Another important skill is the ability to recognize patterns. Can the person identify patterns intuitively as well as statistically? Can they look at a set of data or parameters, or a set of answers to questions they’ve asked, and discern a compelling conclusion? And it’s important that their conclusion is not grounded in fallacy, and that it is not supported by confirmation bias or any other sort of bias that would prevent it from being objective.
How do you stay up-to-date on product management?
SB: The most beneficial information I’ve learned has come from reading. I think reading relevant blogs and books is really important, as is routinely putting your own thoughts out there for feedback.
I think scrum and agile principles should be applied at the individual level. One of the big things I always advise product managers to do is to hold retrospectives for themselves. Find 15 minutes per day, perhaps on your drive home, to really think critically about the day’s events.
Did that client call go well? What could you have done to make it better? Could you have asked the questions in a different way? If there was a source of frustration, what can you do next time to alleviate it?
“Apply agile principles at the individual level and hold retrospectives for yourself.” #ProductLessons
And it’s also important to apply the information that you collect along the way.
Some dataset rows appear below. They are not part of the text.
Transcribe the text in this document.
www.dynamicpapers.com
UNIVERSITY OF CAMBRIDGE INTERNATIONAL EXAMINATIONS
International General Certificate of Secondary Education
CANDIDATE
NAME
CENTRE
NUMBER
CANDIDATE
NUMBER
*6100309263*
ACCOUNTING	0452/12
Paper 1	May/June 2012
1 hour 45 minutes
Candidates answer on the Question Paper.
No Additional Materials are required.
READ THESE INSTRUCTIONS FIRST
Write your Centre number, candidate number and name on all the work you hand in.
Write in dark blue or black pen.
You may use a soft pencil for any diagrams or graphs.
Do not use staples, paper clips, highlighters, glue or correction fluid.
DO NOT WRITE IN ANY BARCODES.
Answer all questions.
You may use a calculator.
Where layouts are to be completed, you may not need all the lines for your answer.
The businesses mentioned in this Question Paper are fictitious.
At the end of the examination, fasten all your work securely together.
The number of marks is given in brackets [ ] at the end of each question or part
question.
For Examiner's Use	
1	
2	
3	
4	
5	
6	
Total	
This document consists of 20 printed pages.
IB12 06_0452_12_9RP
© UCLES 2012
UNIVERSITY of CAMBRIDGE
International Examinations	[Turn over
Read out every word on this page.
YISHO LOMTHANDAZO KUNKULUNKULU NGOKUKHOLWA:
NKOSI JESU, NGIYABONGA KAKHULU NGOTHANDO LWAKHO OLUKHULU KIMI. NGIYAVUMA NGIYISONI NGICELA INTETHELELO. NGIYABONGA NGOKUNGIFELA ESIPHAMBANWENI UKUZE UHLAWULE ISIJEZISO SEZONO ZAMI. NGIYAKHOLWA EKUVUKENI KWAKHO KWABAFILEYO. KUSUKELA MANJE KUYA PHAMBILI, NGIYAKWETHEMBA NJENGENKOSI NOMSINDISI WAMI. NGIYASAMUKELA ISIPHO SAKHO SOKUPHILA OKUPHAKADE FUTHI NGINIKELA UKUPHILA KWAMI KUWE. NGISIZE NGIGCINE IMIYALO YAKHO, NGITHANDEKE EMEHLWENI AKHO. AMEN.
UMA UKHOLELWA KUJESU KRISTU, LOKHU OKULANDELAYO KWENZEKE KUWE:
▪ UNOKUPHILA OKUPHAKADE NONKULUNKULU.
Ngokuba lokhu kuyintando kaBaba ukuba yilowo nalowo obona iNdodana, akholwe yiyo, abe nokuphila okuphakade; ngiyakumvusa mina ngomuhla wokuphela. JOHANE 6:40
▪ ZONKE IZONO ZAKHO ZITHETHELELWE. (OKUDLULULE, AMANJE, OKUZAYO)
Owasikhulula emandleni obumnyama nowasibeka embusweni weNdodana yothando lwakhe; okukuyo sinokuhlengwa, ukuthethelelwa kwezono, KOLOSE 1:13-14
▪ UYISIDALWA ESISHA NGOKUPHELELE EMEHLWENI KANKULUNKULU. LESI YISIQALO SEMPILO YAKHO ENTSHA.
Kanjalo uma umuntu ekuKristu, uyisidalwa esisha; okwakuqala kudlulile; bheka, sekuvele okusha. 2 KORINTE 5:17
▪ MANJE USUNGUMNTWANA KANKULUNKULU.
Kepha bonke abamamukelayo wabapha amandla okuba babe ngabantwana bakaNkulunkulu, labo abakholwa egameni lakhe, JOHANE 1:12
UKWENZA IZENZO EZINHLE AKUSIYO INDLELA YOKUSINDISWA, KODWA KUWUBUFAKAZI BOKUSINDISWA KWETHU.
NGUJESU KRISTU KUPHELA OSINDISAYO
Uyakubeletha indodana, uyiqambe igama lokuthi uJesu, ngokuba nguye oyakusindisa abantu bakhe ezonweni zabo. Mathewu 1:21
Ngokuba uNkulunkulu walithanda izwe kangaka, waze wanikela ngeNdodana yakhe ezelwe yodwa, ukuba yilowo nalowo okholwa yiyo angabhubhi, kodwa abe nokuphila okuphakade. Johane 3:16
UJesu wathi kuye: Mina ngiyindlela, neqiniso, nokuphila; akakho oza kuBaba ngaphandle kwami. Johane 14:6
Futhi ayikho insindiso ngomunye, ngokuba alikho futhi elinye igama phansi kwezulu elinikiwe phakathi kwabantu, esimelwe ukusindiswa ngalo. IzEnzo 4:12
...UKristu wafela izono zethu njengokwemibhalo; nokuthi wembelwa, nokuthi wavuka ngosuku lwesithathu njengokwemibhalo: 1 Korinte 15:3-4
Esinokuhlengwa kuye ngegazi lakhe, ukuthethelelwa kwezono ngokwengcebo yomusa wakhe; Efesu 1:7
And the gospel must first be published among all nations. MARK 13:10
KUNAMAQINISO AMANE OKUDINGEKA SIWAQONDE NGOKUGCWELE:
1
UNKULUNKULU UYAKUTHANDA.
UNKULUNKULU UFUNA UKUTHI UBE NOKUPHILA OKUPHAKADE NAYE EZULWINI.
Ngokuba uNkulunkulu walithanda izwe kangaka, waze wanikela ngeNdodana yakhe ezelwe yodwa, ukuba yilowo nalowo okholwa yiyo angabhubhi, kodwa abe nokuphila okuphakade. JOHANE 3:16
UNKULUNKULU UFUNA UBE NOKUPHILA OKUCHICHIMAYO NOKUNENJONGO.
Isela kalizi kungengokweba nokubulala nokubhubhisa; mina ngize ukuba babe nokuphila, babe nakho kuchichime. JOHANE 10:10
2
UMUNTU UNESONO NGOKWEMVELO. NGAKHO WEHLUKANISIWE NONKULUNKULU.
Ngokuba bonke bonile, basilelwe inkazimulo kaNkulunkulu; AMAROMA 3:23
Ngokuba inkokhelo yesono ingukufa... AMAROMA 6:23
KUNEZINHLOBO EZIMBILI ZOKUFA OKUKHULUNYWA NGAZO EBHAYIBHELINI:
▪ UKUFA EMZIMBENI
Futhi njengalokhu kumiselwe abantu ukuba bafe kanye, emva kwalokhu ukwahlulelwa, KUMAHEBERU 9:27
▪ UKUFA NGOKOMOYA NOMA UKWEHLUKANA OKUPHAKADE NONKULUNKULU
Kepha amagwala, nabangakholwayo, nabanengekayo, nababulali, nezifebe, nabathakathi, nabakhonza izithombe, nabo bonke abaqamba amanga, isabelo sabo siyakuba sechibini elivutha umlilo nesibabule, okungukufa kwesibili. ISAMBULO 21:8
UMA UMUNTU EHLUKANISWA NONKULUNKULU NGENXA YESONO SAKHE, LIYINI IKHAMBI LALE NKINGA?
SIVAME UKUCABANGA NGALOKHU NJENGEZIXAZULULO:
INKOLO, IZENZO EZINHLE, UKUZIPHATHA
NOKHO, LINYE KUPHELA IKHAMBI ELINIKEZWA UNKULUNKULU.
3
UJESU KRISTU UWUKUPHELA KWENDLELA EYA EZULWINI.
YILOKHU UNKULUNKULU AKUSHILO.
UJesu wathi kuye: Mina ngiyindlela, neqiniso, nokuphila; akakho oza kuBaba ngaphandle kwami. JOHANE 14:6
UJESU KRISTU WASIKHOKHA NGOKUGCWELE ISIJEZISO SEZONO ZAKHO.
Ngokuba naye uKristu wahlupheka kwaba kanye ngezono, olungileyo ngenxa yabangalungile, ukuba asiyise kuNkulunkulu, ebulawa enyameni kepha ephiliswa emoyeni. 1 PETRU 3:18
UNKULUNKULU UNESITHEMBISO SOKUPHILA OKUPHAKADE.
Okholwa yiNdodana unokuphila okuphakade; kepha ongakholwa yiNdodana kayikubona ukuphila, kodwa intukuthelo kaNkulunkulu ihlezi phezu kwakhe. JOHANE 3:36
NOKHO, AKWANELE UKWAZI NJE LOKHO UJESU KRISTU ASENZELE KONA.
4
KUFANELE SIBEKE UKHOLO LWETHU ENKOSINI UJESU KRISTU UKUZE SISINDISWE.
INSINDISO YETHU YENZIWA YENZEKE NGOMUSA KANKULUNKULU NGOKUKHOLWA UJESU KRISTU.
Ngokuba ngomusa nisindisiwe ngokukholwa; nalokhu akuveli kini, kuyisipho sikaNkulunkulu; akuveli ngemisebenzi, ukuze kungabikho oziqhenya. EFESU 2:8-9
Reading has really helped me expand my skill set, and it has expanded the set of things I consider when I’m thinking about how I can improve myself during those retrospectives.
Another really great tactic, which I can’t speak to much personally, is to find a compelling mentor who is successful in the field you want to be in. Be inquisitive and leverage the curiosity that you inherently have — really challenge other people to help you. All product managers should be constantly oriented around improving themselves.